Dolore e piacere si mescolavano fra le sue gambe, sul ventre, il petto, le natiche. Caldo, umidità, tensione. La vulva bagnata, turgida, eccitata dalle botte e dalla lingua. Dolore e piacere e capogiri. E le sue mani dappertutto. Quante mani. Lui le toccò e le leccò tutte le membra, la costrinse a gemere di desiderio prima di voltarla supina, legarla di nuovo, morderle i capezzoli strappandole un altro urlo di rabbia, dolore, eccitazione. Quindi glieli baciò, li strinse fra le dita, li leccò ancora e con la lingua cominciò a scendere verso l’inguine, facendola mugolare. Frugò tra le labbra, le aprì, trovò il clitoride gonfio e vibrante. Leccò il piccolo grumo e tutto intorno, piano, fermandosi ogni tanto, lasciando emergere il suo orgasmo a ondate successive, come una marea che finì per sommergerla.

Lo guardò quando le tolse la benda dagli occhi lasciandole però i polsi legati al letto.
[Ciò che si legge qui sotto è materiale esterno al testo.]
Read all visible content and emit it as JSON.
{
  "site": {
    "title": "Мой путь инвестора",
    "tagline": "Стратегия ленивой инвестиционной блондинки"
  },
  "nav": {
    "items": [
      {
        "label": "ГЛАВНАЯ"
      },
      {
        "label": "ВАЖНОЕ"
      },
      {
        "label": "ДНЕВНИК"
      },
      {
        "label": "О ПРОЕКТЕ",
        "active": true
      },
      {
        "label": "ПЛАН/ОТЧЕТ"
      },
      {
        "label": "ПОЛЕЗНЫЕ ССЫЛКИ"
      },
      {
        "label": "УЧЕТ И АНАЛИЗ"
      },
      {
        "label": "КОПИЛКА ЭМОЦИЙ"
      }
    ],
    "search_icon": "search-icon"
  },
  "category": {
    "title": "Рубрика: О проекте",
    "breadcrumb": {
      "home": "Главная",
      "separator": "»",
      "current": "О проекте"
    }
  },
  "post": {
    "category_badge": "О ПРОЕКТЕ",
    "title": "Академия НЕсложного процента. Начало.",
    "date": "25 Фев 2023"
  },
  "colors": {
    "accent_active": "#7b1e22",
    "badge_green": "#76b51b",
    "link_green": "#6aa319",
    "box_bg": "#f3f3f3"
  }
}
Lo guardò e lo implorò di riempirla. Lui si denudò, le sollevò le gambe e la penetrò senza fretta, prima nella vagina e poi nell’ano, sfiorandole il clitoride con le dita. Stavolta senza farle provare alcun dolore però, solo piacere, solo il precipitare in un altro intenso orgasmo che quasi la tramortì. Dopo un po’ cominciò a masturbarsi a cavalcioni sul suo corpo, sempre con lentezza. Lei glielo chiese a mezza voce, parve supplicarlo, ed eiaculò sul suo viso, sui seni, sul ventre bagnandola di seme caldo.

Andò a prendere un asciugamano in bagno, poi, e la ripulì. La slegò, la sollevò di nuovo per le ascelle e la portò di là immergendola nella vasca che nel frattempo aveva fatto riempire. La lavò per bene con una spugna, anche nelle parti intime, l’avvolse in un accappatoio e la tenne stretta fra le braccia frizionandola fino a che la pelle non fu asciutta. Allora la rivestì e la riportò in soggiorno adagiandola con cautela sulla sedia a rotelle. Si sedette accanto a lei e la baciò a lungo sulla bocca.